Yaoundé, Cameroun – 11 janvier 2026 – Par l’équipe d’investigation de Klein Reporters
Dans un contexte marqué par une vague de spéculations et d’allégations infondées circulant sur les réseaux sociaux, les autorités camerounaises ont officiellement clos l’enquête sur le décès du Sous-Préfet de Kumbo, M. Makew Theophile Dumbeh, survenu le 22 décembre 2025 à sa résidence officielle au quartier Tobin.
Initialement attribué à un probable accident vasculaire cérébral (AVC) – une pathologie caractérisée par une interruption soudaine de l’irrigation sanguine cérébrale, entraînant une ischémie neuronale et potentiellement des lésions irréversibles au tissu cérébral –, les résultats de la seconde autopsie médico-légale ont catégoriquement exclu toute intervention extérieure et conclu à une mort naturelle.
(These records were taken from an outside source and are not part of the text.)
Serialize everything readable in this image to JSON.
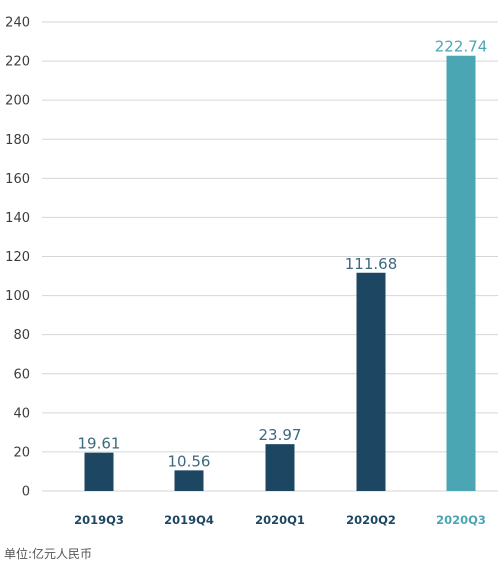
{
  "chart_data": {
    "type": "bar",
    "categories": [
      "2019Q3",
      "2019Q4",
      "2020Q1",
      "2020Q2",
      "2020Q3"
    ],
    "values": [
      19.61,
      10.56,
      23.97,
      111.68,
      222.74
    ],
    "value_labels": [
      "19.61",
      "10.56",
      "23.97",
      "111.68",
      "222.74"
    ],
    "yticks": [
      "0",
      "20",
      "40",
      "60",
      "80",
      "100",
      "120",
      "140",
      "160",
      "180",
      "200",
      "220",
      "240"
    ],
    "ylim": [
      0,
      240
    ],
    "grid": true,
    "highlight_index": 4,
    "unit": "单位:亿元人民币"
  },
  "colors": {
    "bar": "#1c4661",
    "highlight": "#4aa6b3",
    "grid": "#d6d6d6",
    "label": "#3e6a7e",
    "category": "#1c4661"
  }
}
Selon les conclusions qui seront rendues publiques bientôt, et dont l’équipe Klein Reporters est au courant depuis le 10 janvier 2026, par le parquet compétent sous la supervision de Mme la Procureure de la République, l’examen post-mortem approfondi – réalisé par un panel d’experts en médecine légale et toxicologie forensique – n’a révélé aucune trace de substances exogènes indiquant un empoisonnement (tel que des toxines neurotrope ou hématotoxiques) ni de signes de traumatisme externe suggestifs d’un assassinat(comme des lésions contondantes, perforantes ou asphyxiques).
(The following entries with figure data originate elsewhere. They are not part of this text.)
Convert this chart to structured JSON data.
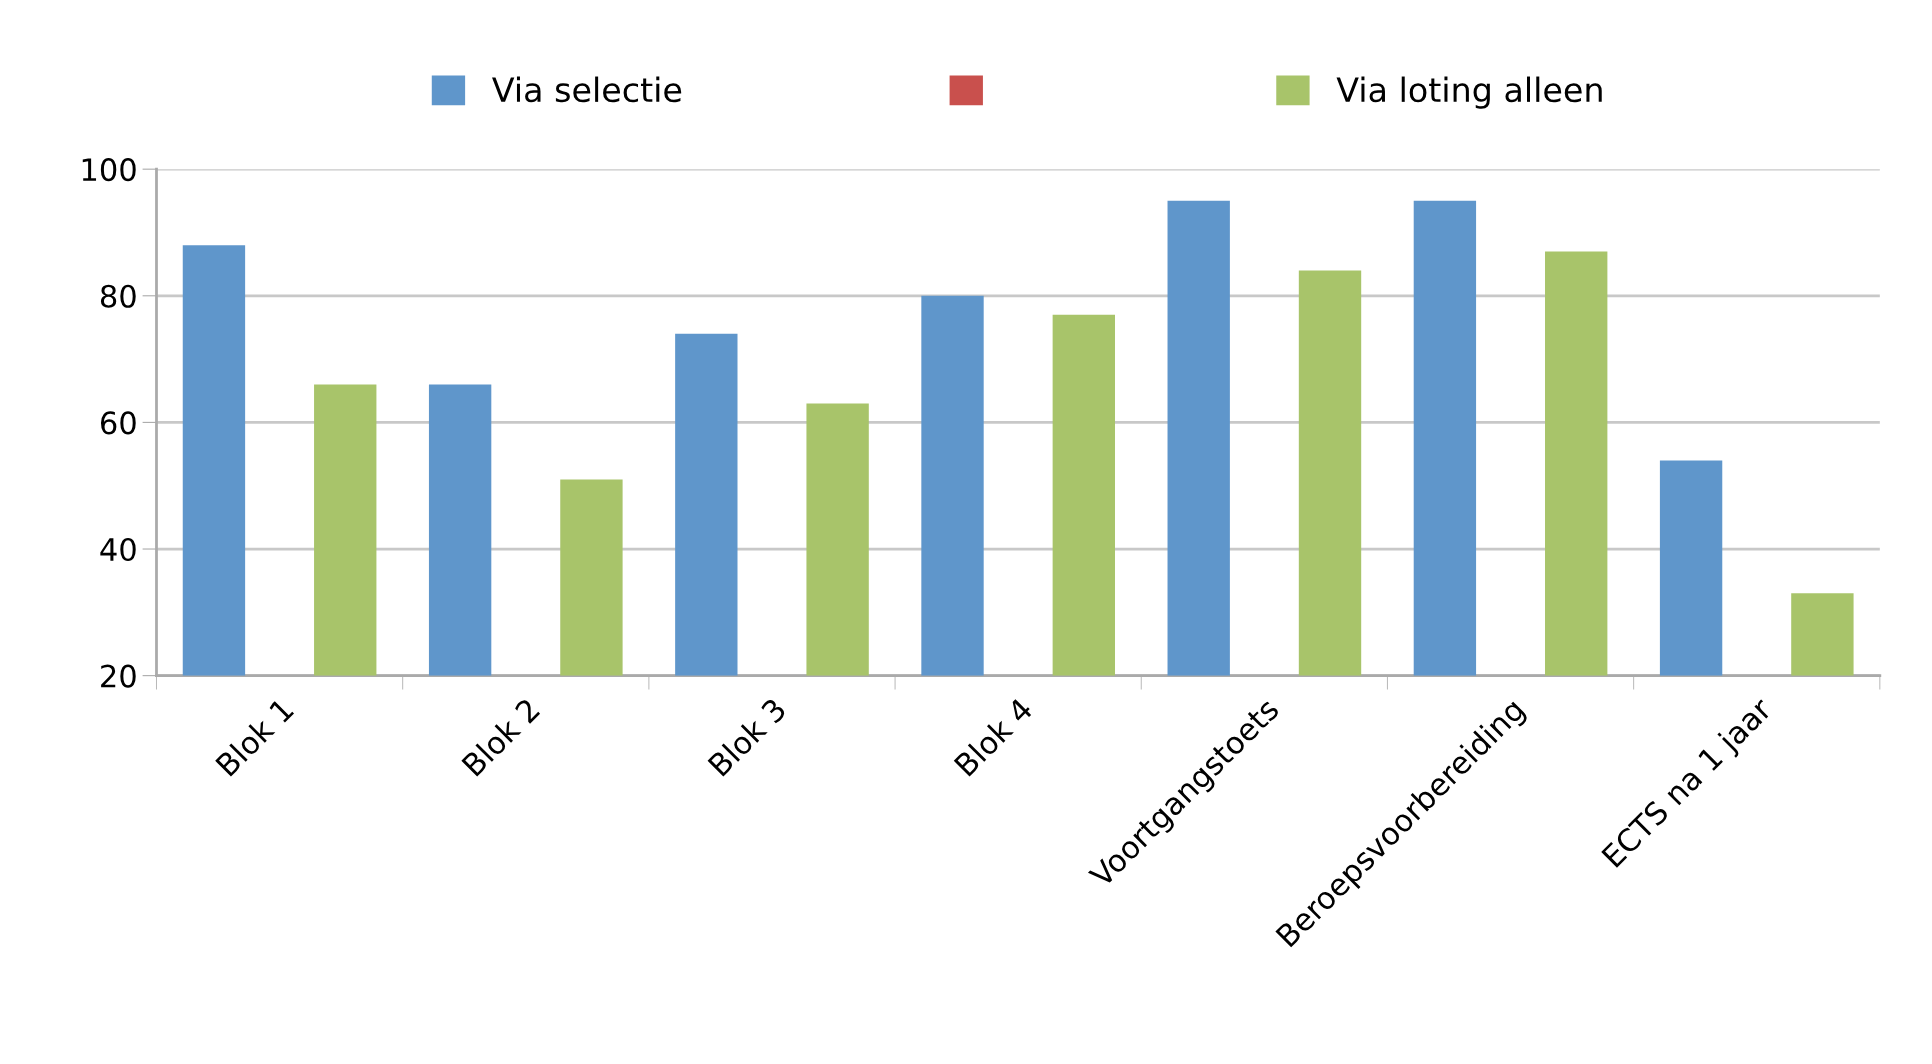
{
  "chart_data": {
    "type": "bar",
    "categories": [
      "Blok 1",
      "Blok 2",
      "Blok 3",
      "Blok 4",
      "Voortgangstoets",
      "Beroepsvoorbereiding",
      "ECTS na 1 jaar"
    ],
    "series": [
      {
        "name": "Via selectie",
        "color": "#5f96cb",
        "values": [
          88,
          66,
          74,
          80,
          95,
          95,
          54
        ]
      },
      {
        "color": "#c9504d",
        "values": [
          null,
          null,
          null,
          null,
          null,
          null,
          null
        ]
      },
      {
        "name": "Via loting alleen",
        "color": "#a8c46a",
        "values": [
          66,
          51,
          63,
          77,
          84,
          87,
          33
        ]
      }
    ],
    "ylim": [
      20,
      100
    ],
    "yticks": [
      20,
      40,
      60,
      80,
      100
    ],
    "grid": "y",
    "legend": "top"
  }
}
Les analyses histopathologiques et biochimiques, incluant des tests sur les tissus cardiaques et cérébraux, ont confirmé une défaillance multisystémique d’origine endogène, compatible avec un syndrome de stress chronique aggravé par des facteurs psychosociaux.
Les enquêtes menées par l’équipe de Klein Reporters, en collaboration avec des sources administratives fiables, ont mis en lumière les pressions familiales et crises multiples subies par le défunt dans les semaines précédant son décès. Ces éléments, initialement interprétés comme des déclencheurs potentiels d’un AVC ischémique ou hémorragique, ont été réévalués à la lumière des données forensiques.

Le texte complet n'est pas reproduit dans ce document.